Spellbook

Spellbook: The AI Copilot for Lawyers Who Live in Word

Not another platform—just superpowers where you already work.

When you ask lawyers where they draft, negotiate, and redline, most will say one word: Word. That’s not a habit—it’s the operating system of transactional lawyering. And that’s exactly why Spellbook chose to build its AI contract assistant inside it.

Unlike many legal tech startups chasing “horizontal” use cases, Spellbook has stayed relentlessly vertical: contracts, Word, lawyers. It now powers over 4,000 legal teams in 80+ countries and has reviewed more than 10 million contracts since launch. And with its new agent, Spellbook Associate, the platform isn’t just helping—you might say it’s doing the job of a junior associate, without the burnout.

We caught up with co-founder Scott Stevenson to learn how Spellbook went from clever drafting helper to something much deeper: an AI that learns your style, scales your capacity, and never asks for coffee.


Why Word, Not a New Platform?

Spellbook started with a deceptively simple idea: lawyers don’t want to switch tools. They want smarter ones where they already are.

“Using GitHub Copilot as an engineer felt like getting an electric bike,” Scott said. “I was still steering and pedaling, but suddenly going uphill was 10x easier. That’s what we wanted for lawyers—no new platform, no tab-switching. Just speed and assistance where they already live.”

Embedded directly inside Word, Spellbook doesn’t require retraining teams or migrating workflows. It watches as you draft and redline, learns from your edits, and adapts in real time. Rather than hallucinating generic legalese, it learns tone, deal context, clause types, and risk preferences.


Not a Bot. A Contract Collaborator.

Spellbook’s new AI agent, Associate, isn’t another chatbot. It connects multi-document workflows, updates terms across bundles, handles disclosure schedules, and understands your deal structure like a real junior.

So who’s actually using it?

“We’re seeing adoption across the spectrum,” said Scott. “Fortune 1000 legal departments are using Associate to speed up package drafting. Big law firms are applying it to M&A workflows. And small firms are using it to get more done without needing extra headcount.”

Associate isn’t just a speed hack. It’s about leverage—reducing low-value busywork so lawyers can focus on strategy and negotiation. And it keeps improving with use.


Learning Your Redlines

One of Spellbook’s most unique features is Preference Learning.

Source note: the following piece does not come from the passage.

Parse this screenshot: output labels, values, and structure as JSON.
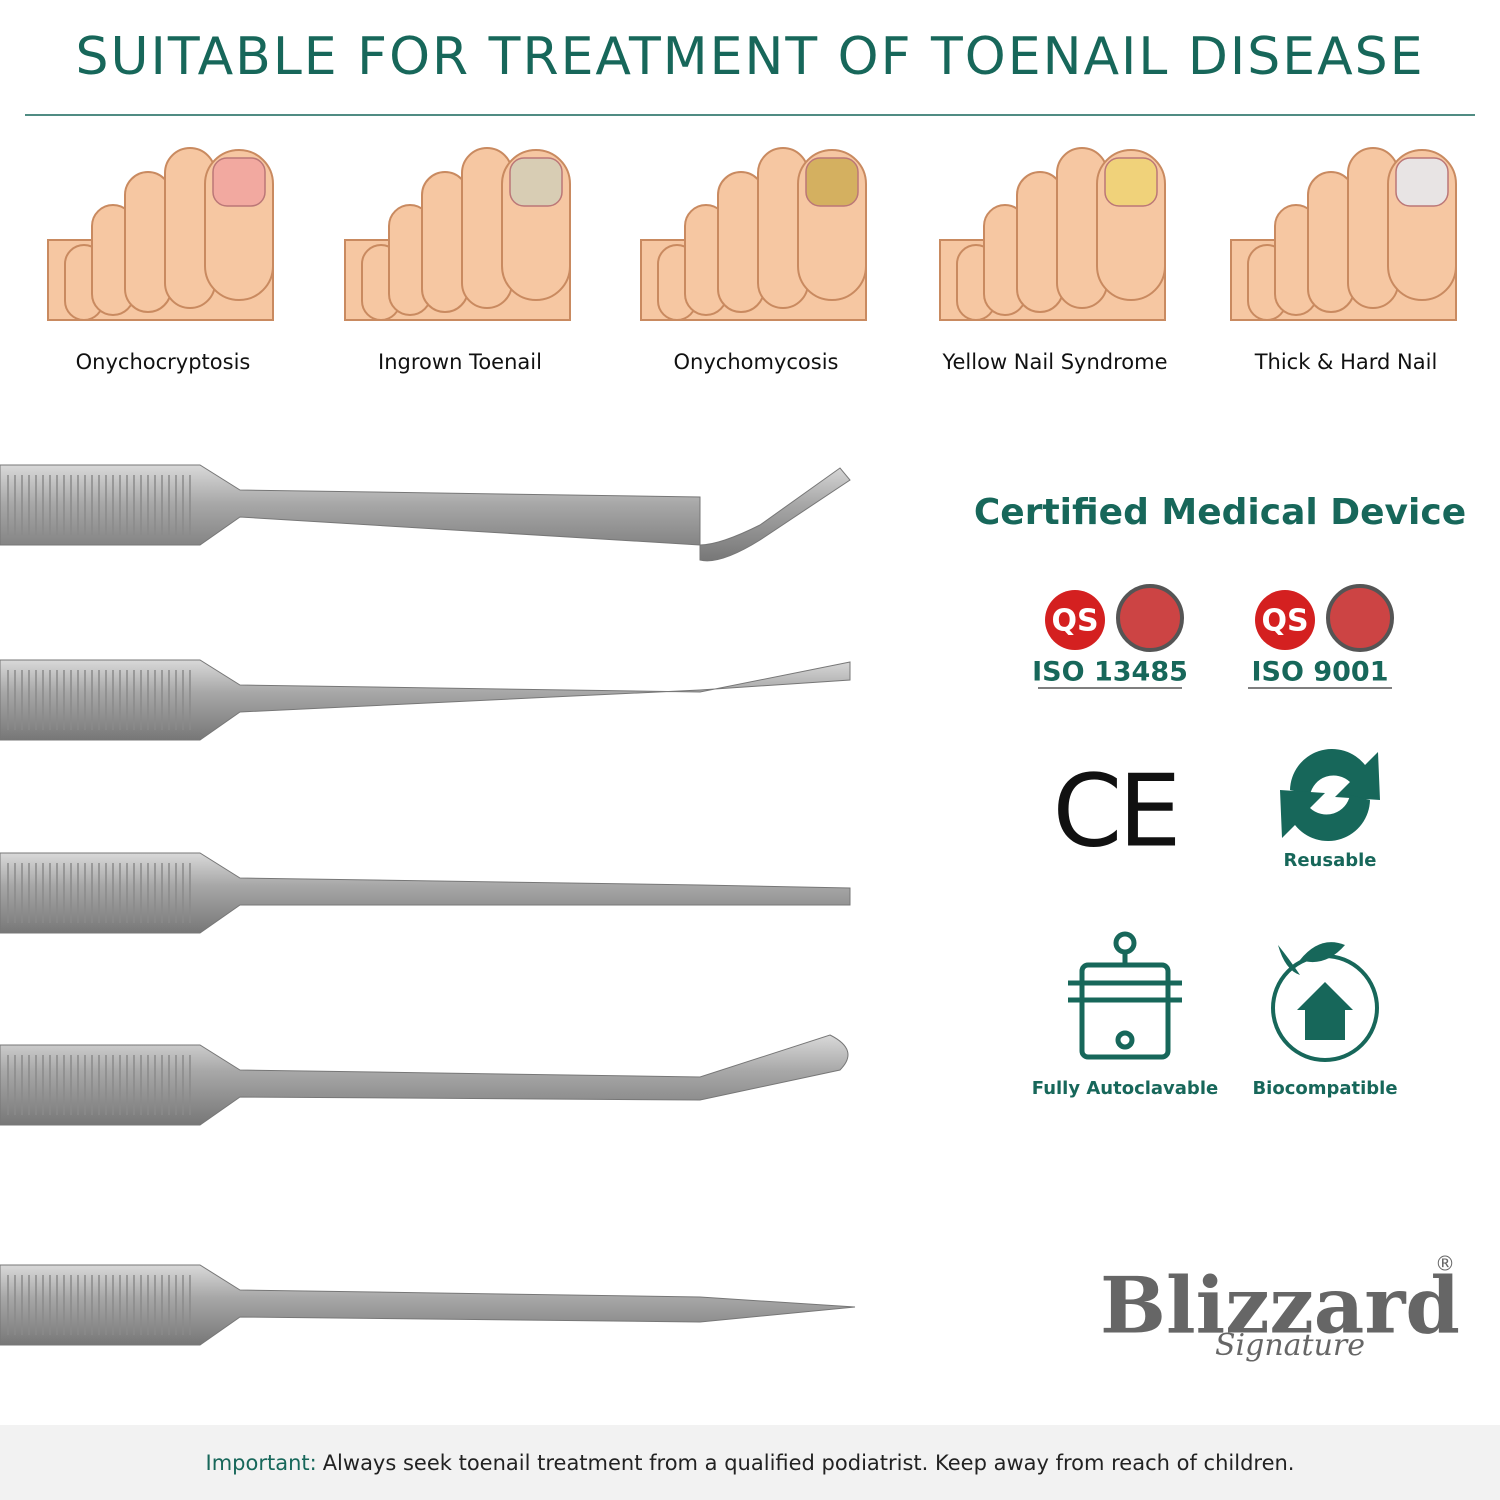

The more you edit its suggestions, the smarter it gets—picking up your preferred phrasing, your risk thresholds, even how aggressively you redline.

“The biggest surprise?” Scott told us. “Just how individual lawyer preferences are. There’s no universal ‘market standard.’ Every lawyer edits differently. Spellbook learns that.”

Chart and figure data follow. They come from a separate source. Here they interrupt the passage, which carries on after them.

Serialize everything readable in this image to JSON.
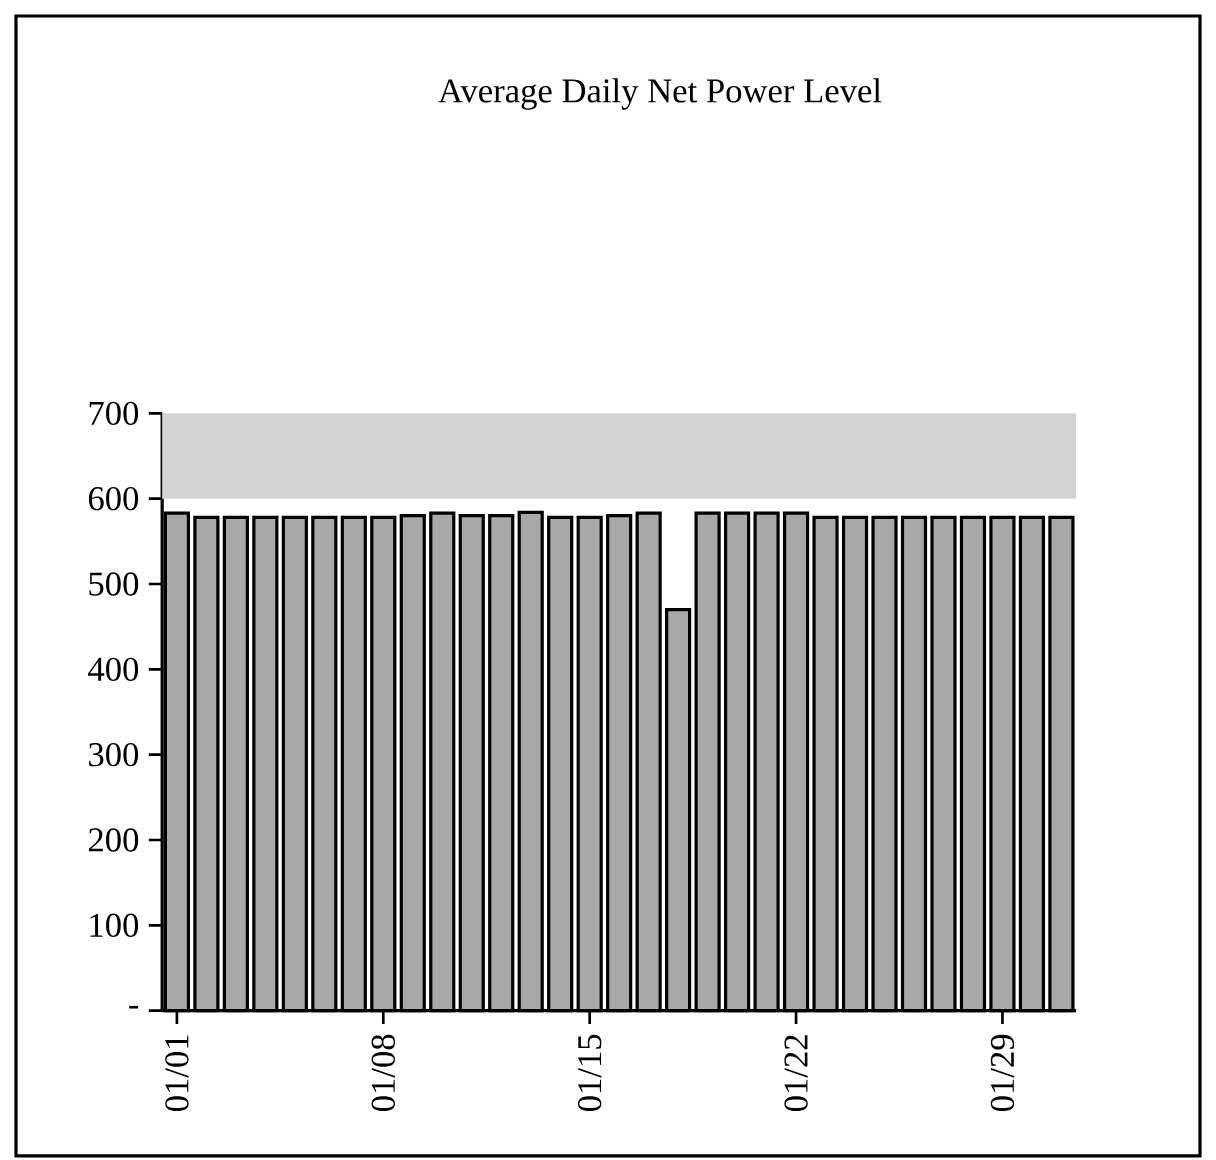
{
  "chart_data": {
    "type": "bar",
    "title": "Average Daily Net Power Level",
    "categories": [
      "01/01",
      null,
      null,
      null,
      null,
      null,
      null,
      "01/08",
      null,
      null,
      null,
      null,
      null,
      null,
      "01/15",
      null,
      null,
      null,
      null,
      null,
      null,
      "01/22",
      null,
      null,
      null,
      null,
      null,
      null,
      "01/29",
      null,
      null
    ],
    "values": [
      583,
      578,
      578,
      578,
      578,
      578,
      578,
      578,
      580,
      583,
      580,
      580,
      584,
      578,
      578,
      580,
      583,
      470,
      583,
      583,
      583,
      583,
      578,
      578,
      578,
      578,
      578,
      578,
      578,
      578,
      578
    ],
    "color": "#a8a8a8",
    "ylim": [
      0,
      700
    ],
    "yticks": [
      {
        "value": 0,
        "label": "-"
      },
      100,
      200,
      300,
      400,
      500,
      600,
      700
    ],
    "bands": [
      {
        "axis": "y",
        "from": 600,
        "to": 700,
        "color": "#d4d4d4"
      }
    ],
    "grid": false
  }
}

Pair this with clause libraries, benchmarking tools, and Practical Law integrations, and you’ve got an AI that not only drafts—but drafts like you would.


Real-Time Benchmarks That Cite Real Sources

Spellbook Benchmarks compares your clause to over 2,300 contract types, showing how “market” your language really is. But it doesn’t stop there—it explains why differences matter and offers legally sound fixes. And thanks to integrations with Practical Law, the AI isn’t pulling from hallucinated text—it’s grounded in precedent.

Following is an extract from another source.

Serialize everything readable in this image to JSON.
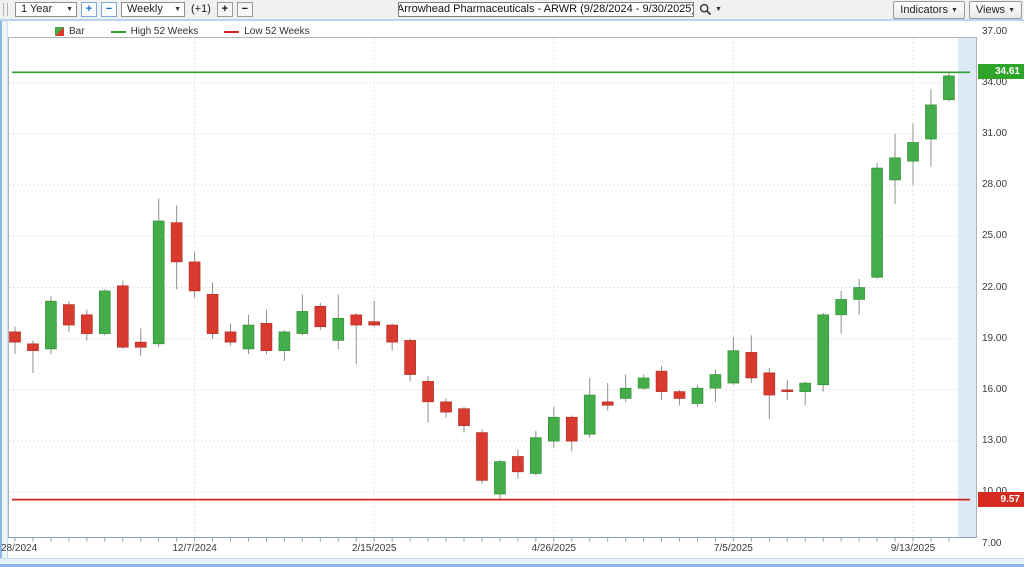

“Grounded generation is everything,” Scott emphasized. “We’ve designed Spellbook so that every output can be inspected and reviewed. Users should see the trail of reasoning. Nothing’s a black box.”


Enterprise-Grade. Startup Simple.

With enterprise clients now making up half of Spellbook’s revenue, the platform has invested in serious infrastructure: SOC 2 Type II, GDPR, CCPA, zero data retention, and deep CLM integrations. It’s also added richer admin tools, document storage, and custom deployment paths.

But simplicity remains the north star.

“We’re obsessed with low time-to-value,” Scott said. “New features don’t mean new UI complexity. They’re hidden behind better models, smarter data retrieval, and seamless integrations.”


Where Does AI Stop and Lawyering Begin?

Despite the power under the hood, Spellbook insists that its role is assistant—not decision-maker.

“AI will eat up the busywork. But lawyers still have to review the work,” Scott explained. “Everything we output is a suggestion. We don’t replace judgment—we augment it.”

That philosophy is evident across the platform: Associate doesn’t finalize deals; it assembles drafts. Benchmarking doesn’t declare compliance; it suggests edits. The human lawyer remains in the loop—and in charge.


From Time Saver to Trust Builder

Legal AI is evolving, but Spellbook has avoided the “wow, but not useful” problem that plagues many tools. Its success lies in the ordinary: writing, redlining, tracking, checking. It does the boring stuff exceptionally well—so lawyers can focus on outcomes, not formatting.

With a $50M Series B and a $350M valuation, Spellbook’s future looks ambitious—but focused. The team isn’t chasing hype. They’re doubling down on contracts, and on making lawyers faster, smarter, and more confident in the work they already do every day.

Because the real magic isn’t in replacing lawyers.

It’s in making lawyering feel a little more magical.